So I tried to merge using gerrithub today. The procedure I had intended to
follow will not be sustainable as just an extension of the workflow we have
used in the past.

As a result of this, I did some merges with gerrithub, and then have
force-updated the branch to revert it to V2.3-dev-0 (Sorry Bill, I really
didn't want to have to do that after just messing you up...). There will not
be a V2.3-dev-1 this week.

At this point, I see a variety of options for proceeding:

0. Suck it up. Release manager may go insane the first time he has to merge
a submission with 20 or 30 or more patches.

1. Abandon gerrithub, revert to using github branches for review and merge.
This has a few problems. The biggest is that review history is hard to find
when a patch is updated for any reason. Other problems in the past were
folks using github pull requests (which are trickier to find the right thing
to pull into my local git repo) and posting just the patch SHA1, leaving me
to have to scrounge through their branches to find the branch that has the
patch(es). Also, folks don't tend to clean up their old branches so pulling
in someone's remote can pull down a huge number of branches (which can
mostly be ignored - except when they use a new branch when they update the
patch).

2. Abandon gerrithub, but find some other way to do code review where we
don't lose accessibility to review comments when folks update their patches.

2a. One solution here is use an e-mail review system (like the kernel
process). This could be e-mail exclusively (I would then have to set up
e-mail on my Linux VM in order to be able to merge patches via e-mail). I'm
not fond of this process, but it would be workable.

3. Change our workflow to work with gerrithub better (stop using the
incremental patch process). One loss here would be the ability to bisect and
hone in on a small set of changes that caused a bug.

3a. The most extreme option would be to abandon incremental patches. If you
have a body of work for submission in a given week, you submit one patch for
that work. This is not appealing from a code review standpoint. It might not
be so bad as in the past since we hopefully won't have major style re-writes
that make it impossible to review changes when combined with functional
changes, we still do see some interface changes that require many trivial
changes. When these are combined in the same patch as a significant
functional change, it can still be hard to find the functional change and
properly review it.

3b. A less extreme possibility would be to encourage folks to package
submissions tighter. Keep style changes to a separate patch. Keep those
massive interface modifications to a separate path. Combine ALL the
functionality of a new patch into one patch (or if it really is too big,
maybe two or three patches). Make sure the patch titles make it clear what
sequence they should be applied (like "Stage interface changes for Feature
A", "Implement Feature A", "Enhance debugability and documentation for
Feature A").

3c. A process implied by a post Matt found: Perform code review with
incremental patches. Once submission is ready, squash the submission into a
single patch and get final signoffs on that. Then the single patch is
merged.

If we proceed with gerrit, Malahal and Vincent will need to re-submit their
patches with new changeids (Vincent technically need only introduce new
changeids for the two patches I merged). Sorry - there is no way I can
re-open those changeids.

Some additional thoughts no matter what we do:

1. We need more participation in review and verification on a timely basis.

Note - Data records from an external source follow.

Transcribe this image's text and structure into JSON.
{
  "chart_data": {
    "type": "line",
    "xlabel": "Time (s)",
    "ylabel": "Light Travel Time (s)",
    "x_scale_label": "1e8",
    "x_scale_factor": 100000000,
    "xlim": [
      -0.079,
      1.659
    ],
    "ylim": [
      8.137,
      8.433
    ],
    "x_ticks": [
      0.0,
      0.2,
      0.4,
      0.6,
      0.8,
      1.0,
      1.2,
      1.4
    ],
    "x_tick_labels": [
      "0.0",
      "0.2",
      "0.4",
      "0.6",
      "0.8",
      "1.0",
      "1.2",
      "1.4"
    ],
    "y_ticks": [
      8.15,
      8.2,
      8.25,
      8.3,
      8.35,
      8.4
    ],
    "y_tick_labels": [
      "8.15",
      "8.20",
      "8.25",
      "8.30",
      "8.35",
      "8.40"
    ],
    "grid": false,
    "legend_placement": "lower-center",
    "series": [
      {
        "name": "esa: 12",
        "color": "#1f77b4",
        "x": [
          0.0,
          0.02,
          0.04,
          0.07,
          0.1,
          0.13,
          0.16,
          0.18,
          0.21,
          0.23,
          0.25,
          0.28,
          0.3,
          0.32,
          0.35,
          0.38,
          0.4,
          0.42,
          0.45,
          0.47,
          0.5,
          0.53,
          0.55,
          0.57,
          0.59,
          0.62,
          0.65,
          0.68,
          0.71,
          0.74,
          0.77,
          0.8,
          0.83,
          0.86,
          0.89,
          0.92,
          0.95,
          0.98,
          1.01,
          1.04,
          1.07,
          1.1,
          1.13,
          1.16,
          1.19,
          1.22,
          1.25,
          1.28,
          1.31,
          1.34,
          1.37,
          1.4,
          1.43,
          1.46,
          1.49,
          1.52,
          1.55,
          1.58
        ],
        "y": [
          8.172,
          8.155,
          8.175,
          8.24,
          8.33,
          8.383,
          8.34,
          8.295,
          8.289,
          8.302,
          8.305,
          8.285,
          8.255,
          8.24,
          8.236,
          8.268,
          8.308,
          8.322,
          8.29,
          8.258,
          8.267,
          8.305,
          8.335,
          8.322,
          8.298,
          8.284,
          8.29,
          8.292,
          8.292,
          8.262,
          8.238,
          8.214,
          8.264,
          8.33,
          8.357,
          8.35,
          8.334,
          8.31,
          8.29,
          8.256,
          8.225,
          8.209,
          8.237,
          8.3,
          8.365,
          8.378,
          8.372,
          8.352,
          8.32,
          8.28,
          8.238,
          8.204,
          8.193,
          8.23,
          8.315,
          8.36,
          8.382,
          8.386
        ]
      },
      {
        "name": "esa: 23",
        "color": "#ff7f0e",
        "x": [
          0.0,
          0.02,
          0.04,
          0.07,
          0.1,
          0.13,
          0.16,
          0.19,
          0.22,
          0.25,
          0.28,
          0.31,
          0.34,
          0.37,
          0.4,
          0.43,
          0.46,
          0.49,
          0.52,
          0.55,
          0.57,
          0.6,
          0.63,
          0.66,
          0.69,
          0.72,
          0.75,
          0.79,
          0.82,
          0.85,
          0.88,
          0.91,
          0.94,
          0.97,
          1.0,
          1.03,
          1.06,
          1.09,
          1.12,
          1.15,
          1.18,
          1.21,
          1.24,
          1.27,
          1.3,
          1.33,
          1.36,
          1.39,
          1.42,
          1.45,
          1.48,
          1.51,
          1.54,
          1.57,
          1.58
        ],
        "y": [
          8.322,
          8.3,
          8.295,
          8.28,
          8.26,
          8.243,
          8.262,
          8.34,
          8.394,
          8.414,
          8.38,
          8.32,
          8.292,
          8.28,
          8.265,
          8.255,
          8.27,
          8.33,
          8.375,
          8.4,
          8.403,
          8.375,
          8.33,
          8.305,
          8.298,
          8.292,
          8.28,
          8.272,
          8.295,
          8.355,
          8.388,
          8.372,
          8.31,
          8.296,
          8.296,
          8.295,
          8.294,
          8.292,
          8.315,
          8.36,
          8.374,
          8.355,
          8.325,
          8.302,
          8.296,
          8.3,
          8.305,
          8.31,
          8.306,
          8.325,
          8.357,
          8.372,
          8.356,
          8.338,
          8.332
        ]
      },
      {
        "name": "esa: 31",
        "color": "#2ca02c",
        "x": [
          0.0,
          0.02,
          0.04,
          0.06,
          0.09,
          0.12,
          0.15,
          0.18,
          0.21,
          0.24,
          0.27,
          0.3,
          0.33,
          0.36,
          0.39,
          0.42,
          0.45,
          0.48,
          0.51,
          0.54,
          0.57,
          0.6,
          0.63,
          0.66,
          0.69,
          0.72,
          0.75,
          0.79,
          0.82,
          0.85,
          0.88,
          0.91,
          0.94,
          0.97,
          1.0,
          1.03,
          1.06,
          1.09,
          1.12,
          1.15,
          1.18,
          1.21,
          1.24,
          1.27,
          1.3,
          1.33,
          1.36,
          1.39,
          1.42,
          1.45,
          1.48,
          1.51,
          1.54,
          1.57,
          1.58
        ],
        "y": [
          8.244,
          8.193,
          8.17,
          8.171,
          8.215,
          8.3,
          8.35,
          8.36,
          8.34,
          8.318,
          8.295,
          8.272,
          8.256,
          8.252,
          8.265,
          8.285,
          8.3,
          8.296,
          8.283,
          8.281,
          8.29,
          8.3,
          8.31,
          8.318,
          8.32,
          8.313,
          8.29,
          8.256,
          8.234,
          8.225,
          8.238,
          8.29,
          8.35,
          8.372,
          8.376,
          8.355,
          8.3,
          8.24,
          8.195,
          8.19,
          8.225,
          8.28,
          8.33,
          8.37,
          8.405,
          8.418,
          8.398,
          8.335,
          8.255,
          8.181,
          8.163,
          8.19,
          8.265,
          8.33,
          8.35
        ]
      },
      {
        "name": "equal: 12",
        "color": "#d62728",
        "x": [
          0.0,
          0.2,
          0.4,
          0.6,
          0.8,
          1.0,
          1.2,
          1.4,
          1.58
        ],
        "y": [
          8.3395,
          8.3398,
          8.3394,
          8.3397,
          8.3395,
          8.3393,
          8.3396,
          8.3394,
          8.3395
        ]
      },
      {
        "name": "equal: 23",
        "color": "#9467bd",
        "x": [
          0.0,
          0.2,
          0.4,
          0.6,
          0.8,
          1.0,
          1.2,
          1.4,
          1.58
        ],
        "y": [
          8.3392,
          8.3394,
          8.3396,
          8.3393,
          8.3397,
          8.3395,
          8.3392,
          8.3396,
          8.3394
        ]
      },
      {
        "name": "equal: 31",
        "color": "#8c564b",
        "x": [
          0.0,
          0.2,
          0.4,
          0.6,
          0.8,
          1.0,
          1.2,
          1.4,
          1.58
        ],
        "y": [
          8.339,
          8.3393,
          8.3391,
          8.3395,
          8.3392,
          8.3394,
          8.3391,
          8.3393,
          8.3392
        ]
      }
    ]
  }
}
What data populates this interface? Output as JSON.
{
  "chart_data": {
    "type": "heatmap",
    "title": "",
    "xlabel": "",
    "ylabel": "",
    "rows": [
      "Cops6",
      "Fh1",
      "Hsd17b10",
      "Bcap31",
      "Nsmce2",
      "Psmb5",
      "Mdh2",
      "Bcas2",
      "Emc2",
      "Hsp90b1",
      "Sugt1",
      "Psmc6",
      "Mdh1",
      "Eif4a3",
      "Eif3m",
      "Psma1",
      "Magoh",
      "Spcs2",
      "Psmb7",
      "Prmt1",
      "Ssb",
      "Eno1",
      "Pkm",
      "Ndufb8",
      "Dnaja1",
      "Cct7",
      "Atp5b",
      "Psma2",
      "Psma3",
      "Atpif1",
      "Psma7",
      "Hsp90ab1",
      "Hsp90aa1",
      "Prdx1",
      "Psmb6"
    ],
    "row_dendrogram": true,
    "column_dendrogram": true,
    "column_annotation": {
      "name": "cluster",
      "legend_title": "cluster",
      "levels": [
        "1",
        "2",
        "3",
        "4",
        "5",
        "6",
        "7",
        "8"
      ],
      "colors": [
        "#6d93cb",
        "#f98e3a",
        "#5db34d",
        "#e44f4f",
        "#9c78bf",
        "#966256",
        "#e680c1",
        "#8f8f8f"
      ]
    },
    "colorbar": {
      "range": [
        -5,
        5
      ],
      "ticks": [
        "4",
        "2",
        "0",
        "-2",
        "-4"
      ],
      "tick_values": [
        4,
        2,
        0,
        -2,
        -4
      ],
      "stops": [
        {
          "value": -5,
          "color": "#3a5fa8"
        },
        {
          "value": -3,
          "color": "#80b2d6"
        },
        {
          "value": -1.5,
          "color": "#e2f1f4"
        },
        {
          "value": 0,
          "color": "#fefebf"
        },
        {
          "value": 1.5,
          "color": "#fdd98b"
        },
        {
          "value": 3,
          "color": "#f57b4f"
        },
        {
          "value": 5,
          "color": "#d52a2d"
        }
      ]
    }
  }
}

2. We should make sure each patch that has significant impact in areas the
author may not be able to test is verified by someone who is able to test
that area, and then make sure we document that verification in the review
history (here is where gerrit COULD shine).

3. It would be helpful to be able to identify one or two critical reviewers
for each patch, and then make sure those people are able to review the
patch. For those patches that may need more than a couple people to review,
we need to stage them at least a week ahead of when we expect them to be
merged, and then somehow flag those patches as high priority for all
required reviewers to actually review.